For an astute observer of “Nixonland” (Rick Perlstein’s name for our post-1970s political climate), however, it shouldn’t be – and the reasons why go way back to the 1970s. Simply put, the Democratic Party of 2011 is a radically different organization than the same party that nominated Hubert Humphrey for President in 1968. Whereas the Democrats that met in Chicago to nominate Humphrey were a working class party of organized labor, the Democrats that met in Denver three years ago to nominate Barack Obama can hardly be described in the same terms. The broad-based, mass party of the New Deal shrank to a shell of its former self by 2008 into little more than a coalition of upper middle class professionals, identity politics and single issue groups and the very poor. Herein lies Paul’s appeal among the Democrats of 2008 – the non-material issues that he emphasizes (his outspoken opposition to the War in Afghanistan or the War on Drugs) are right up the alley of the upper middle class professionals that form the bulk of the new Democratic Party.
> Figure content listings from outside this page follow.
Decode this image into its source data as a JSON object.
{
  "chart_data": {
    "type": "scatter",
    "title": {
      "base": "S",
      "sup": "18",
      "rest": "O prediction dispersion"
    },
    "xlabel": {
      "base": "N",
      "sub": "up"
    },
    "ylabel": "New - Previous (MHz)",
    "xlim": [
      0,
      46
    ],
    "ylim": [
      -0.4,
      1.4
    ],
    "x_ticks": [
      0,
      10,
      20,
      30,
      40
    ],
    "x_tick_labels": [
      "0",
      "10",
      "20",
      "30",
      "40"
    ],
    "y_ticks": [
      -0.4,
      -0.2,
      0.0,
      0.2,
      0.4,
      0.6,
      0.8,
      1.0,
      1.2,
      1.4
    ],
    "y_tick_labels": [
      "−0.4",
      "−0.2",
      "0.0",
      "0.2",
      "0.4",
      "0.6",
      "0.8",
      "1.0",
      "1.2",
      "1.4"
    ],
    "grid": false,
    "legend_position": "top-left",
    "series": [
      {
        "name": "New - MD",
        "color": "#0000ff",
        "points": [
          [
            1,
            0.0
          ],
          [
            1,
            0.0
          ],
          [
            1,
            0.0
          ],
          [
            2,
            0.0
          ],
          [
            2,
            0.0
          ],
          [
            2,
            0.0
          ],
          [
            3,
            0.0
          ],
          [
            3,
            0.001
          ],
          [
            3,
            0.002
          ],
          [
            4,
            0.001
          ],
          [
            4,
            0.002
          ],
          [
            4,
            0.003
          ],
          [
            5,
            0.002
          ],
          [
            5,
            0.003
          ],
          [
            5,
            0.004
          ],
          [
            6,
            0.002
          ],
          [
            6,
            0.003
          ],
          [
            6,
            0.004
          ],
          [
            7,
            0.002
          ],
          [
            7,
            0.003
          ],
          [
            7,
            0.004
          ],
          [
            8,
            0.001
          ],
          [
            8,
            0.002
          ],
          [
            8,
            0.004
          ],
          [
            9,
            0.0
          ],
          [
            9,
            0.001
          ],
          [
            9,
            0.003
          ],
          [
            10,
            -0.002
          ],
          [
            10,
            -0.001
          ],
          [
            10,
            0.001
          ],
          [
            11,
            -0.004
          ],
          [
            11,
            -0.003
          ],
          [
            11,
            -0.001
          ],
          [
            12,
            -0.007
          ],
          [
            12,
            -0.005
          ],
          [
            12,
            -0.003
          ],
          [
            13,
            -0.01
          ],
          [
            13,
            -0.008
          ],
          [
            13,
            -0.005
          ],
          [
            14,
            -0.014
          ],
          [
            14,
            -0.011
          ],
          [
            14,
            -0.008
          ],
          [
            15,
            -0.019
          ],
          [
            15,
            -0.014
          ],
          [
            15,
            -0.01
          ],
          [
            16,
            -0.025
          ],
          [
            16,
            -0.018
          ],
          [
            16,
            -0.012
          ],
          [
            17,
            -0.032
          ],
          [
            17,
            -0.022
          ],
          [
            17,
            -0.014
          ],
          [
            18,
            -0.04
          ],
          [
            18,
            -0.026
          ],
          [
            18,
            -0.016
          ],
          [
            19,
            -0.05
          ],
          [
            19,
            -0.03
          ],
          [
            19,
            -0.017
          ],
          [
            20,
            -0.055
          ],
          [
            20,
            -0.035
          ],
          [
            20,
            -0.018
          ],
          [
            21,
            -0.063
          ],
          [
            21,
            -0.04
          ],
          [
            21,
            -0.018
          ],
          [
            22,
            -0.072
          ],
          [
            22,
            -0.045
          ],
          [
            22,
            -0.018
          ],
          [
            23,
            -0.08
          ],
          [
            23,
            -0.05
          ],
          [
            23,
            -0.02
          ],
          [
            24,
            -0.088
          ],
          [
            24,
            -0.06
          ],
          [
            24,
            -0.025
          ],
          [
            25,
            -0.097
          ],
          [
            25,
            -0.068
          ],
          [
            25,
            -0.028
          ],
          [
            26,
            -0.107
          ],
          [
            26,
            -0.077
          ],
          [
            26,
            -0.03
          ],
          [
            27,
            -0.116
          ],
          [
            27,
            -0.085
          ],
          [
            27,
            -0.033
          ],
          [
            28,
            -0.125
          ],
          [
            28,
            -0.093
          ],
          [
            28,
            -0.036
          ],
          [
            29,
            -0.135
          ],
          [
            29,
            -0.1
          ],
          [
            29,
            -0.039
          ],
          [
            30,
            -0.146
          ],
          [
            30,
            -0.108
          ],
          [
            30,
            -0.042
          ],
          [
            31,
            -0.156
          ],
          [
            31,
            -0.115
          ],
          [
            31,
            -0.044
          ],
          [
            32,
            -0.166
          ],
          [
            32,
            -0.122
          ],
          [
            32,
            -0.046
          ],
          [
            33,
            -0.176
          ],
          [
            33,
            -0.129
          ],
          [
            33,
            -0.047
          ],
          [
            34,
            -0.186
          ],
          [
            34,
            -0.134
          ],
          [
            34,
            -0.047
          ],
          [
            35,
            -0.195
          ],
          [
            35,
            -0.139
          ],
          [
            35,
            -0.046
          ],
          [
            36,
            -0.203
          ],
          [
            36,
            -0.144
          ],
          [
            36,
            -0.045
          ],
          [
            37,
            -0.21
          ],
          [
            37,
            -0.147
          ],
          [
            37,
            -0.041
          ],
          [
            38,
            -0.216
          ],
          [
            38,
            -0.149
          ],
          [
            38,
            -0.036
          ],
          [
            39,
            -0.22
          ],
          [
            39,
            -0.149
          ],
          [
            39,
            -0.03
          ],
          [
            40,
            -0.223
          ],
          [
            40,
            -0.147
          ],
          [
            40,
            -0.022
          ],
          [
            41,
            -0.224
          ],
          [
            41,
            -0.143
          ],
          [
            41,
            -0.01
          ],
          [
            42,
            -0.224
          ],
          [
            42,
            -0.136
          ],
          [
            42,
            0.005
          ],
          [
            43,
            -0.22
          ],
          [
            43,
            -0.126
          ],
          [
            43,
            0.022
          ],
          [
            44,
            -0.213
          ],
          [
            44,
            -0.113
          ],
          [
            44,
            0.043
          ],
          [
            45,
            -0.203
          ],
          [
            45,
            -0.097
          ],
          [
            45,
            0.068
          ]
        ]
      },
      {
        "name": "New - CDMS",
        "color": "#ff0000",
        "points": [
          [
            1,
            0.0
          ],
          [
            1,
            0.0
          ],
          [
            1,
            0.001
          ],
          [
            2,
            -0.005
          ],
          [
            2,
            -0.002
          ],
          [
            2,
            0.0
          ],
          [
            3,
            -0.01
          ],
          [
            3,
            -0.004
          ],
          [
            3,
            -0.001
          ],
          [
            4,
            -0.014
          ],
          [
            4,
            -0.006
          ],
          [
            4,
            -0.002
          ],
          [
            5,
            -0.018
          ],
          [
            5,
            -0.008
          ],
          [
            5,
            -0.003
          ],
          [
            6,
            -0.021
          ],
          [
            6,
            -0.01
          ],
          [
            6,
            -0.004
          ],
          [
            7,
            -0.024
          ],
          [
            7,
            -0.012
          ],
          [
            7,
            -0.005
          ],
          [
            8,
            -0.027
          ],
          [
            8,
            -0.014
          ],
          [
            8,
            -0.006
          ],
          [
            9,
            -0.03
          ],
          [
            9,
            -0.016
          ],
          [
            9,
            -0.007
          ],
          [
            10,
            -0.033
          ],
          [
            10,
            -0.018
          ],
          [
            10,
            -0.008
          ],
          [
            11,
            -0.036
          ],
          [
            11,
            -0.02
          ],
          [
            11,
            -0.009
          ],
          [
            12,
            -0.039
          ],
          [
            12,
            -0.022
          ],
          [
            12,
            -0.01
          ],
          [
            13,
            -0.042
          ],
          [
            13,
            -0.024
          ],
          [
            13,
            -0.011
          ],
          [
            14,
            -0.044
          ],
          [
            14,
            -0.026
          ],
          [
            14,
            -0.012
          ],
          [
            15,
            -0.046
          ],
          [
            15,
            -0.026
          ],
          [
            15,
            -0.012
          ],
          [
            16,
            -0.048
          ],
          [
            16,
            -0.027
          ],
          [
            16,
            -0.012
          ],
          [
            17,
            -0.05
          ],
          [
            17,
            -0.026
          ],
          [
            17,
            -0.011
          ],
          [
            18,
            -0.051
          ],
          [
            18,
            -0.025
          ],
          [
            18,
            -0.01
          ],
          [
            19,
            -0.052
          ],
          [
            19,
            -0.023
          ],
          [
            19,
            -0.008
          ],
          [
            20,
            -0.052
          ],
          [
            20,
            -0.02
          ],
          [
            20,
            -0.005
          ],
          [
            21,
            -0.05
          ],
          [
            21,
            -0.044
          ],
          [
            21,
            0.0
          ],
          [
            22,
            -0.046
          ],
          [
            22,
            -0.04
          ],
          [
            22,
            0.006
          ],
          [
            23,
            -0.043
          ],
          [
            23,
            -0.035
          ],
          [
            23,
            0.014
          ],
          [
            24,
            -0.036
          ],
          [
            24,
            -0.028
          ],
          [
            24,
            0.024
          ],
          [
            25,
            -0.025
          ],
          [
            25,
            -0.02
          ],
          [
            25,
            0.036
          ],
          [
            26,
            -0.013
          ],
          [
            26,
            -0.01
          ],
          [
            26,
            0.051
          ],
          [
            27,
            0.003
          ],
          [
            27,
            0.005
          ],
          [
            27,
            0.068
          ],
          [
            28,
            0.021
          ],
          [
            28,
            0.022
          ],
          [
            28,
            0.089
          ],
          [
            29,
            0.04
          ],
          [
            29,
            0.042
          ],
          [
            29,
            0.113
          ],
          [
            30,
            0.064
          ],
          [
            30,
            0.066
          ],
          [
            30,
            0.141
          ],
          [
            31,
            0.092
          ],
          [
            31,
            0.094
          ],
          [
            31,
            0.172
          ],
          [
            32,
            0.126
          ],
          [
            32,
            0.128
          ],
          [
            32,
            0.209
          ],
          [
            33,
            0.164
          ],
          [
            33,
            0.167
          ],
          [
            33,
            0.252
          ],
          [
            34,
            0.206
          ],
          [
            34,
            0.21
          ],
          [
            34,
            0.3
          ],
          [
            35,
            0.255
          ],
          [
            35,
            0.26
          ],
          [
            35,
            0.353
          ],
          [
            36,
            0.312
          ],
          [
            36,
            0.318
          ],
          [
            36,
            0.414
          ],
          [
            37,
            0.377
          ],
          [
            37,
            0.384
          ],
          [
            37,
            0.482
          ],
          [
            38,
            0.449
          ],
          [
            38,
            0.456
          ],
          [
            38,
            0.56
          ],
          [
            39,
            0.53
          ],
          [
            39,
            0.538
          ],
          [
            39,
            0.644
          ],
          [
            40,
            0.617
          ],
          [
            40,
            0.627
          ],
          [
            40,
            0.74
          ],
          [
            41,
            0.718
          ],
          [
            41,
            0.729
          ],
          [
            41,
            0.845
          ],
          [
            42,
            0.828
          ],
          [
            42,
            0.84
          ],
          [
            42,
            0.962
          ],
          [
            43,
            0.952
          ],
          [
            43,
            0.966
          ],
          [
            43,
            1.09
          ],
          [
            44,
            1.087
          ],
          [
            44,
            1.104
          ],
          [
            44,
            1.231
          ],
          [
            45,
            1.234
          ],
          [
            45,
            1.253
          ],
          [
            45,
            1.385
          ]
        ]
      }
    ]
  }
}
In another time, those voters would have been “Rockefeller Republicans,” fiscally conservative but socially concerned Republicans that included President Dwight Eisenhower and their namesake, New York Gov. Nelson Rockefeller. While a dying breed among Republicans, Nixonland’s political climate has given them an entire party to themselves thanks to the reorientation of our politics around the non-material, social issues they concern themselves with that arose in the 1970s. Ron Paul doesn’t exactly fit the bill (he’s closer to the isolationist, anti-war conservative Sen. Bob Taft), but he can win these votes owing to his emphasis of the non-material issues these voters are concerned with. The birth of Nixonland cuts both ways, too; we’ve all heard of the “Reagan Democrats” who helped put the most anti-labor administration in our history in office because they saw the Democrats of the 1970s as not the heirs of Franklin Roosevelt, but the heirs of George McGovern.
There is something very, very wrong about Nixonland. The fact that our politics have become defined by whether or not a candidate is in favor of abortion rights or affirmative action is simply stunning when we have an 8.6% unemployment rate and no one seems to be offering any solutions. That is not to say that we should not concerned be with the effect of social policy in these areas – but it is to say that at the end of the day, bread and butter issues take priority when it comes to making public policy. Just as one would be hard pressed to articulate a vision of conservatism that does not represent the class interests of the very wealthy, it should be equally hard for someone to articulate a vision of liberalism that ignores the class interests of America’s working class majority.
Ron Paul’s support of a national “right-to-work” law (something that he devotes an entire section to on his website, for what it’s worth) should immediately disqualify him in the hearts and minds of Democrats, however unhappy they might be with the Obama administration – the fact that for many it does not should throw up a red flag. In an age of unparalleled right-wing assault on the working class, Democrats must find their voice to advocate on behalf of the working class once again – before it’s too late.